Considering that this is a two-disc special edition, the supplemental package is slightly less thorough than you might expect. There is no audio commentary onhand, so all of the supplements can be found on the second disc. There are only two supplements, though both are fairly substantial. The first is a 66-minute documentary called "L'Aimee," which focuses on the sale of one of Desplachin's family houses in 2007. It's a moderately compelling watch, though only slightly related to the making of this film. For those actually interested in the making of the film, we have the 36-minute "Arnaud's Tale," a documentary featuring interviews with Desplachin, Deneuve, and Amalric. I was somewhat surprised to discover that this feature is presented entirely in English. It's far and away the more engaging of the two supplements, with some genuinely substantial conversation about the movie. Other than these two items, we only have the usual Criterion booklet, this time offering an excellent essay by Phillip Lopate.
The Rebuttal Witnesses
The film can be incredibly tricky to keep up with. The key to understanding the film is to be exceptionally attentive during the first half-hour, as we're essentially given a whirlwind primer of the Vuillan family history. There are a lot of players involved and the relationships are exceptionally complex, so it can become challenging at times to remember who feels what about whom. If ever a film could use a supplemental map of characters and their motivations, it's this one. In addition, for all the wonderful moments this film has to offer, there are some bits that just seem sluggish and self-indulgent. Desplachin is clearly a filmmaker with many gifts, but self-censorship isn't necessarily one of them.

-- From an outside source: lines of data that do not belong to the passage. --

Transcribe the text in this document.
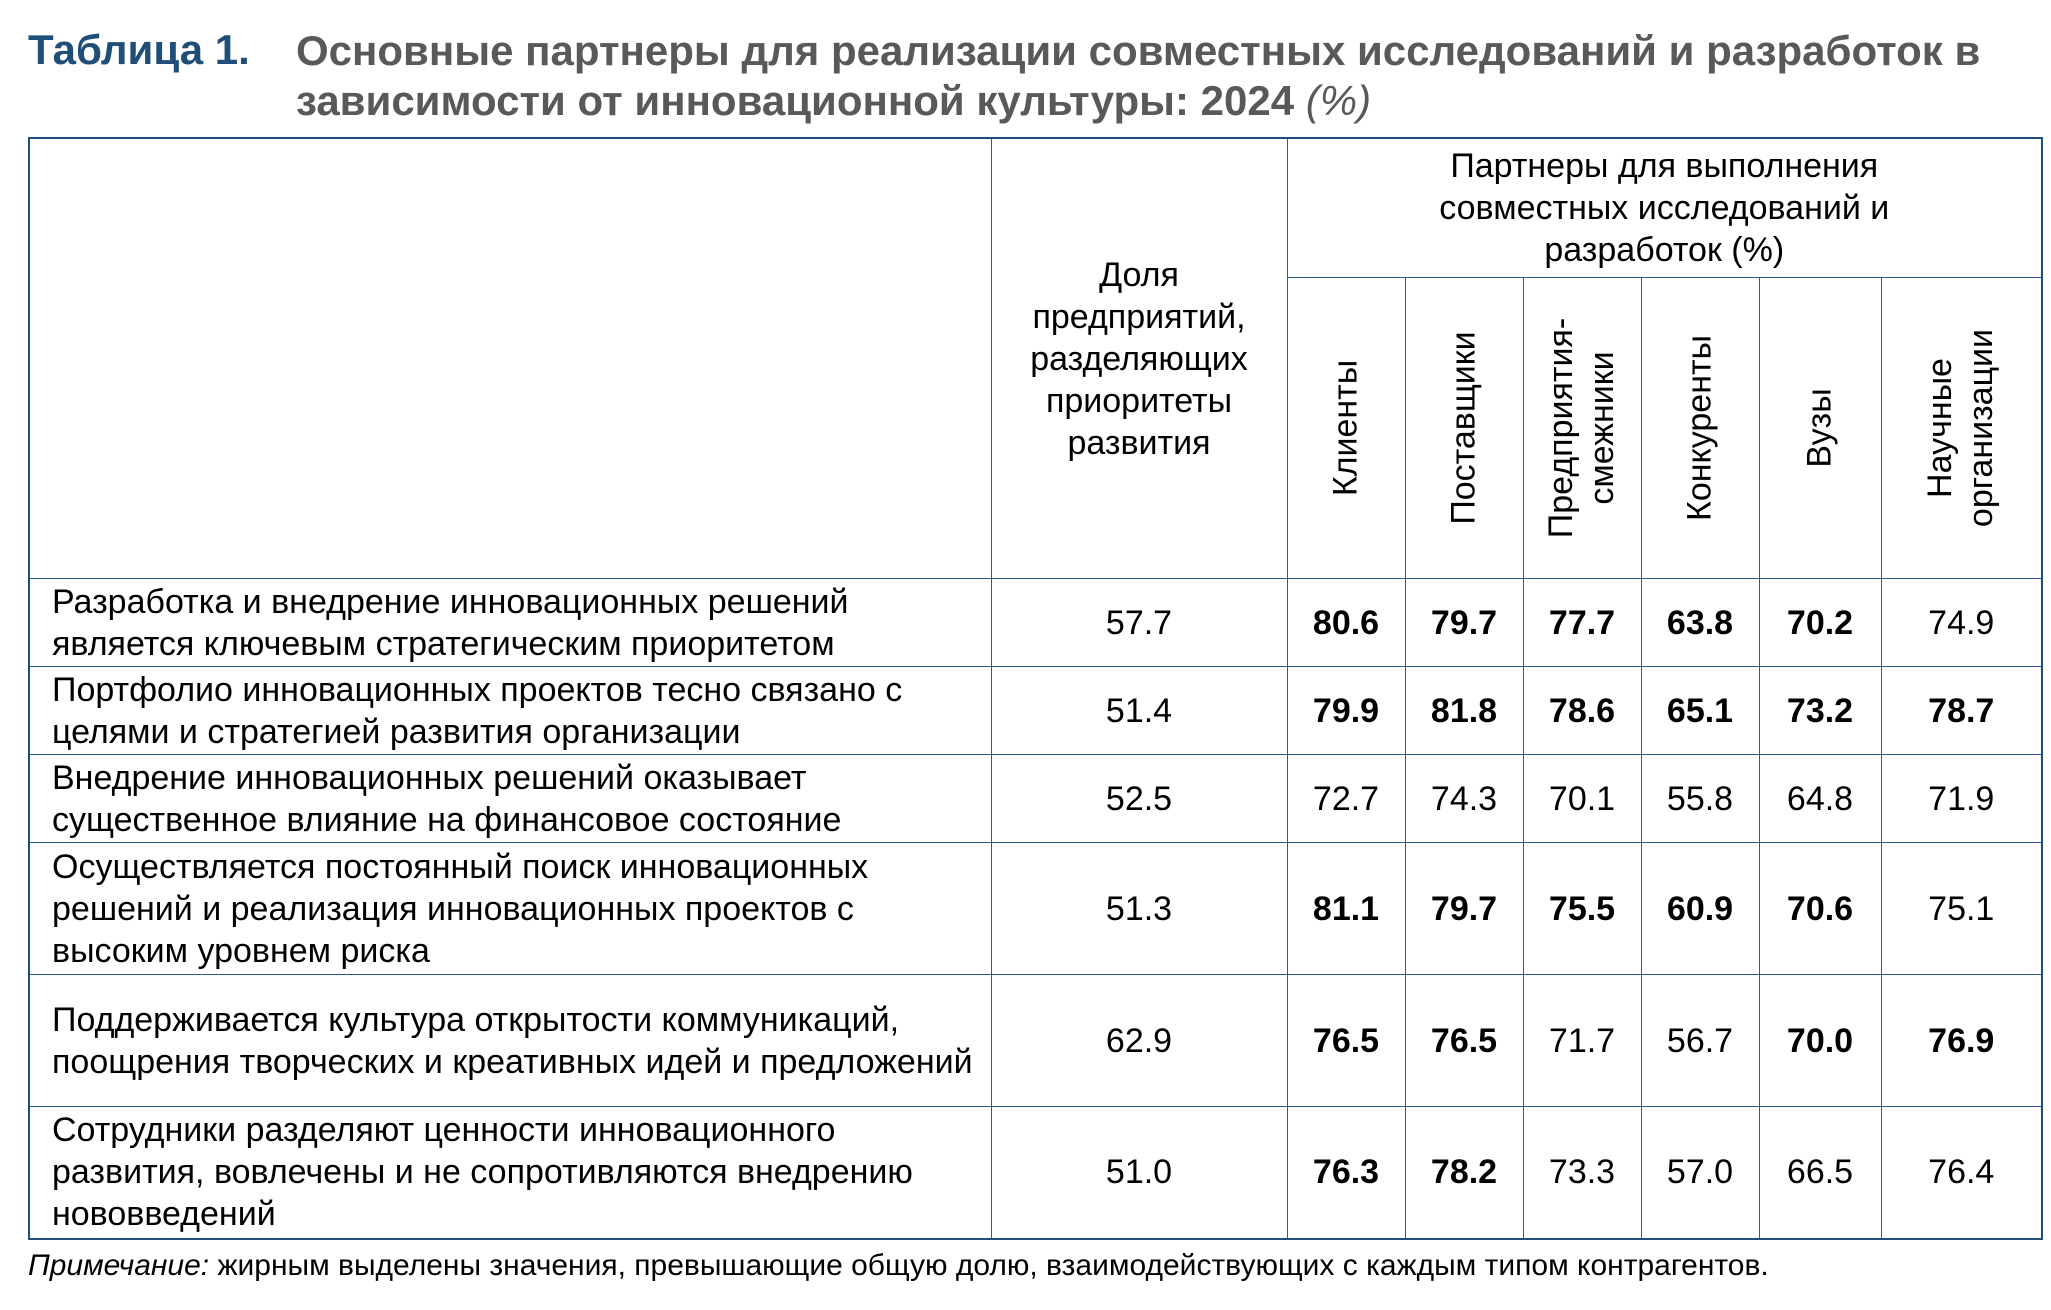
Таблица 1. Основные партнеры для реализации совместных исследований и разработок в зависимости от инновационной культуры: 2024 (%)

	Доля предприятий, разделяющих приоритеты развития	Партнеры для выполнения совместных исследований и разработок (%)					

		Клиенты	Поставщики	Предприятия-смежники	Конкуренты	Вузы	Научные организации

Разработка и внедрение инновационных решений является ключевым стратегическим приоритетом	57.7	80.6	79.7	77.7	63.8	70.2	74.9
Портфолио инновационных проектов тесно связано с целями и стратегией развития организации	51.4	79.9	81.8	78.6	65.1	73.2	78.7
Внедрение инновационных решений оказывает существенное влияние на финансовое состояние	52.5	72.7	74.3	70.1	55.8	64.8	71.9
Осуществляется постоянный поиск инновационных решений и реализация инновационных проектов с высоким уровнем риска	51.3	81.1	79.7	75.5	60.9	70.6	75.1
Поддерживается культура открытости коммуникаций, поощрения творческих и креативных идей и предложений	62.9	76.5	76.5	71.7	56.7	70.0	76.9
Сотрудники разделяют ценности инновационного развития, вовлечены и не сопротивляются внедрению нововведений	51.0	76.3	78.2	73.3	57.0	66.5	76.4
Примечание: жирным выделены значения, превышающие общую долю, взаимодействующих с каждым типом контрагентов.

Though the film concludes in a partially unresolved and perhaps even emotionally unsatisfying manner, A Christmas Tale is a compelling journey. Rich with subtext and loaded with cinematic and literary references both relevant and playful, the film will best be appreciated by those seeking generally ambitious filmmaking rather than a warm and fuzzy holiday film. Criterion's release is stellar, if slightly less overflowing with supplements than one might hope for. Recommended.